LITERATURA

3 livros da autora lésbica mais censurada pela ditadura militar brasileira

Figura central na resistência cultural, Cassandra Rios desafiou tabus sobre sexualidade e pagou um alto preço por sua ousadia

Odete Rios.Créditos: Vânia Toledo
Escrito en CULTURA el

Durante o regime militar, a escritora Cassandra Rios, pseudónimo de Odete Rios, se tornou uma figura incômoda para a ditadura por diversas razões, sendo a a principal delas, o teor erótico de suas obras, visto como uma afronta à moral da época. Nascida em 1932 em São Paulo, a escritora marca ainda hoje a rebeldia durante os anos de chumbo. 

Apesar da perseguição, tornou-se a primeira autora brasileira a vender mais de um milhão de exemplares, superando nomes como Jorge Amado, Clarice Lispector e Érico Veríssimo. Segundo o pesquisador Rodolfo Londero, em entrevista à BBC, a censura acabou impulsionando sua notoriedade. “A fama de ‘escritora maldita’ virou uma marca lucrativa para as editoras”.

A repressão, no entanto, teve consequências profundas. Em 1976, ano em que 14 de seus livros foram censurados em apenas seis meses, Cassandra decretou falência. Suas obras desapareceram das prateleiras, e até hoje boa parte de sua produção, com  cerca de 50 títulos, segue fora de circulação nas grandes editoras e livrarias. 

Foto: Luigi Mamprin / Revista Realidade, 1970

De acordo com relatos de Liz Rios, sobrinha da autora, Cassandra era interrogada com frequência no DOPS. Ela lembra que, ao publicar sob pseudônimo masculino, a tia conseguia escapar da censura. Ainda sim, diversos livros foram confiscados e queimados. Em entrevista à revista Realidade, em 1970, a escritora relatou o impacto do AI-5: “Sou uma criatura simples, triste. A vida de escritora tem sido dura para mim”. Cassandra Rios morreu em 2002, aos 69 anos, vítima de câncer.

Em celebração do Mês do Orgulho LGBT, Fórum relembra três títulos fundamentais da autora que sobrevive ainda quando esquecida. 

1. A Volúpia do Pecado

Publicado em 1948, quando Cassandra Rios ainda assinava como Odete aos 16 anos, A Volúpia do Pecado é reconhecido como o primeiro romance lésbico da literatura brasileira. Rejeitado por editoras paulistanas por seu conteúdo considerado escandaloso, o livro foi publicado de forma independente, com recursos emprestados por sua mãe. A obra narra a descoberta do desejo entre duas adolescentes, marcando o início da trajetória literária da autora ao abordar abertamente a sexualidade feminina.

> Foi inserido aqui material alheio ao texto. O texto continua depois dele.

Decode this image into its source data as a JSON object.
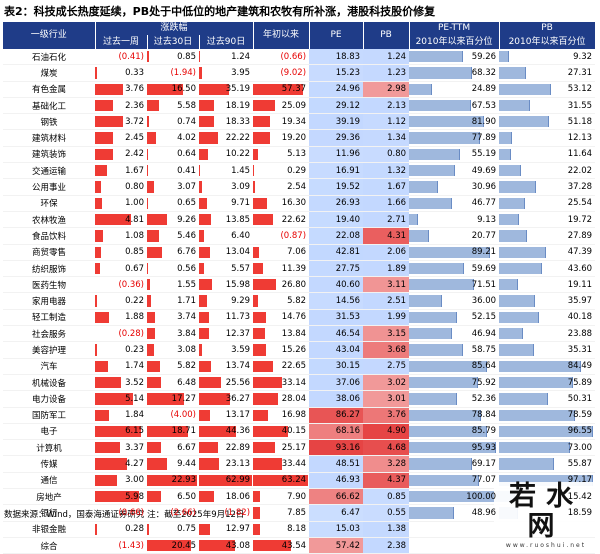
{
  "title": "表2：科技成长热度延续，PB处于中低位的地产建筑和农牧有所补涨，港股科技股价修复",
  "headers": {
    "industry": "一级行业",
    "change_group": "涨跌幅",
    "week": "过去一周",
    "d30": "过去30日",
    "d90": "过去90日",
    "ytd": "年初以来",
    "pe": "PE",
    "pb": "PB",
    "pe_ttm_group": "PE-TTM",
    "pb_group": "PB",
    "pe_pct": "2010年以来百分位",
    "pb_pct": "2010年以来百分位"
  },
  "rows": [
    {
      "name": "石油石化",
      "week": "(0.41)",
      "d30": "0.85",
      "d90": "1.24",
      "ytd": "(0.66)",
      "pe": "18.83",
      "pb": "1.24",
      "pe_pct": "59.26",
      "pb_pct": "9.32"
    },
    {
      "name": "煤炭",
      "week": "0.33",
      "d30": "(1.94)",
      "d90": "3.95",
      "ytd": "(9.02)",
      "pe": "15.23",
      "pb": "1.23",
      "pe_pct": "68.32",
      "pb_pct": "27.31"
    },
    {
      "name": "有色金属",
      "week": "3.76",
      "d30": "16.50",
      "d90": "35.19",
      "ytd": "57.37",
      "pe": "24.96",
      "pb": "2.98",
      "pe_pct": "24.89",
      "pb_pct": "53.12"
    },
    {
      "name": "基础化工",
      "week": "2.36",
      "d30": "5.58",
      "d90": "18.19",
      "ytd": "25.09",
      "pe": "29.12",
      "pb": "2.13",
      "pe_pct": "67.53",
      "pb_pct": "31.55"
    },
    {
      "name": "钢铁",
      "week": "3.72",
      "d30": "0.74",
      "d90": "18.33",
      "ytd": "19.34",
      "pe": "39.19",
      "pb": "1.12",
      "pe_pct": "81.90",
      "pb_pct": "51.18"
    },
    {
      "name": "建筑材料",
      "week": "2.45",
      "d30": "4.02",
      "d90": "22.22",
      "ytd": "19.20",
      "pe": "29.36",
      "pb": "1.34",
      "pe_pct": "77.89",
      "pb_pct": "12.13"
    },
    {
      "name": "建筑装饰",
      "week": "2.42",
      "d30": "0.64",
      "d90": "10.22",
      "ytd": "5.13",
      "pe": "11.96",
      "pb": "0.80",
      "pe_pct": "55.19",
      "pb_pct": "11.64"
    },
    {
      "name": "交通运输",
      "week": "1.67",
      "d30": "0.41",
      "d90": "1.45",
      "ytd": "0.29",
      "pe": "16.91",
      "pb": "1.32",
      "pe_pct": "49.69",
      "pb_pct": "22.02"
    },
    {
      "name": "公用事业",
      "week": "0.80",
      "d30": "3.07",
      "d90": "3.09",
      "ytd": "2.54",
      "pe": "19.52",
      "pb": "1.67",
      "pe_pct": "30.96",
      "pb_pct": "37.28"
    },
    {
      "name": "环保",
      "week": "1.00",
      "d30": "0.65",
      "d90": "9.71",
      "ytd": "16.30",
      "pe": "26.93",
      "pb": "1.66",
      "pe_pct": "46.77",
      "pb_pct": "25.54"
    },
    {
      "name": "农林牧渔",
      "week": "4.81",
      "d30": "9.26",
      "d90": "13.85",
      "ytd": "22.62",
      "pe": "19.40",
      "pb": "2.71",
      "pe_pct": "9.13",
      "pb_pct": "19.72"
    },
    {
      "name": "食品饮料",
      "week": "1.08",
      "d30": "5.46",
      "d90": "6.40",
      "ytd": "(0.87)",
      "pe": "22.08",
      "pb": "4.31",
      "pe_pct": "20.77",
      "pb_pct": "27.89"
    },
    {
      "name": "商贸零售",
      "week": "0.85",
      "d30": "6.76",
      "d90": "13.04",
      "ytd": "7.06",
      "pe": "42.81",
      "pb": "2.06",
      "pe_pct": "89.21",
      "pb_pct": "47.39"
    },
    {
      "name": "纺织服饰",
      "week": "0.67",
      "d30": "0.56",
      "d90": "5.57",
      "ytd": "11.39",
      "pe": "27.75",
      "pb": "1.89",
      "pe_pct": "59.69",
      "pb_pct": "43.60"
    },
    {
      "name": "医药生物",
      "week": "(0.36)",
      "d30": "1.55",
      "d90": "15.98",
      "ytd": "26.80",
      "pe": "40.60",
      "pb": "3.11",
      "pe_pct": "71.51",
      "pb_pct": "19.11"
    },
    {
      "name": "家用电器",
      "week": "0.22",
      "d30": "1.71",
      "d90": "9.29",
      "ytd": "5.82",
      "pe": "14.56",
      "pb": "2.51",
      "pe_pct": "36.00",
      "pb_pct": "35.97"
    },
    {
      "name": "轻工制造",
      "week": "1.88",
      "d30": "3.74",
      "d90": "11.73",
      "ytd": "14.76",
      "pe": "31.53",
      "pb": "1.99",
      "pe_pct": "52.15",
      "pb_pct": "40.18"
    },
    {
      "name": "社会服务",
      "week": "(0.28)",
      "d30": "3.84",
      "d90": "12.37",
      "ytd": "13.84",
      "pe": "46.54",
      "pb": "3.15",
      "pe_pct": "46.94",
      "pb_pct": "23.88"
    },
    {
      "name": "美容护理",
      "week": "0.23",
      "d30": "3.08",
      "d90": "3.59",
      "ytd": "15.26",
      "pe": "43.04",
      "pb": "3.68",
      "pe_pct": "58.75",
      "pb_pct": "35.31"
    },
    {
      "name": "汽车",
      "week": "1.74",
      "d30": "5.82",
      "d90": "13.74",
      "ytd": "22.65",
      "pe": "30.15",
      "pb": "2.75",
      "pe_pct": "85.64",
      "pb_pct": "84.49"
    },
    {
      "name": "机械设备",
      "week": "3.52",
      "d30": "6.48",
      "d90": "25.56",
      "ytd": "33.14",
      "pe": "37.06",
      "pb": "3.02",
      "pe_pct": "75.92",
      "pb_pct": "75.89"
    },
    {
      "name": "电力设备",
      "week": "5.14",
      "d30": "17.27",
      "d90": "36.27",
      "ytd": "28.04",
      "pe": "38.06",
      "pb": "3.01",
      "pe_pct": "52.36",
      "pb_pct": "50.31"
    },
    {
      "name": "国防军工",
      "week": "1.84",
      "d30": "(4.00)",
      "d90": "13.17",
      "ytd": "16.98",
      "pe": "86.27",
      "pb": "3.76",
      "pe_pct": "78.84",
      "pb_pct": "78.59"
    },
    {
      "name": "电子",
      "week": "6.15",
      "d30": "18.71",
      "d90": "44.36",
      "ytd": "40.15",
      "pe": "68.16",
      "pb": "4.90",
      "pe_pct": "85.79",
      "pb_pct": "96.55"
    },
    {
      "name": "计算机",
      "week": "3.37",
      "d30": "6.67",
      "d90": "22.89",
      "ytd": "25.17",
      "pe": "93.16",
      "pb": "4.68",
      "pe_pct": "95.93",
      "pb_pct": "73.00"
    },
    {
      "name": "传媒",
      "week": "4.27",
      "d30": "9.44",
      "d90": "23.13",
      "ytd": "33.44",
      "pe": "48.51",
      "pb": "3.28",
      "pe_pct": "69.17",
      "pb_pct": "55.87"
    },
    {
      "name": "通信",
      "week": "3.00",
      "d30": "22.93",
      "d90": "62.99",
      "ytd": "63.24",
      "pe": "46.93",
      "pb": "4.37",
      "pe_pct": "77.07",
      "pb_pct": "97.17"
    },
    {
      "name": "房地产",
      "week": "5.98",
      "d30": "6.50",
      "d90": "18.06",
      "ytd": "7.90",
      "pe": "66.62",
      "pb": "0.85",
      "pe_pct": "100.00",
      "pb_pct": "15.42"
    },
    {
      "name": "银行",
      "week": "(0.66)",
      "d30": "(2.66)",
      "d90": "(1.82)",
      "ytd": "7.85",
      "pe": "6.47",
      "pb": "0.55",
      "pe_pct": "48.96",
      "pb_pct": "18.59"
    },
    {
      "name": "非银金融",
      "week": "0.28",
      "d30": "0.75",
      "d90": "12.97",
      "ytd": "8.18",
      "pe": "15.03",
      "pb": "1.38",
      "pe_pct": "",
      "pb_pct": ""
    },
    {
      "name": "综合",
      "week": "(1.43)",
      "d30": "20.45",
      "d90": "43.08",
      "ytd": "43.54",
      "pe": "57.42",
      "pb": "2.38",
      "pe_pct": "",
      "pb_pct": ""
    }
  ],
  "footer": "数据来源：Wind，国泰海通证券研究  注：截至2025年9月12日",
  "logo": {
    "text": "若水网",
    "sub": "www.ruoshui.net"
  },
  "colors": {
    "header_bg": "#1f3c88",
    "positive_bar": "#ef3b34",
    "negative_text": "#e60000",
    "pct_bar": "#9fb8dd"
  }
}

2. Carne em Delírio (1948)

Em Carne em Delírio, Cassandra Rios acompanha a trajetória de Cristina, jovem da elite paulistana, que engravida após se entregar ao noivo Marcos, morto em um acidente. Rejeitada pelo pai, é acolhida pela governanta e levada à fazenda da família, onde conhece Alexandre, homem rude que a salva de um afogamento e com quem desenvolve uma relação intensa. Após um casamento frustrado na cidade, Cristina retorna à fazenda para viver um relacionamento marcado por desejo e dilemas morais. 

4. Veneno (1965)

Publicado durante o início da intensificação da censura no Brasil, Veneno apresenta Cássio, um escritor paulistano dividido entre sua vocação literária e relações afetivas que o desviam da escrita. Após um termino, envolve-se com várias mulheres em busca de sentido emocional, até desenvolver uma paixão obsessiva por Verônica. Paralelamente, estabelece uma amizade sincera com Sabina, uma artista lésbica que lhe oferece acolhimento e diálogo. Interpretado como uma metáfora da própria trajetória de Cassandra Rios, o romance reflete as frustrações de uma autora marginalizada e crítica do mercado editorial brasileiro, que rejeitava sua literatura enquanto exaltava obras estrangeiras com conteúdo semelhante.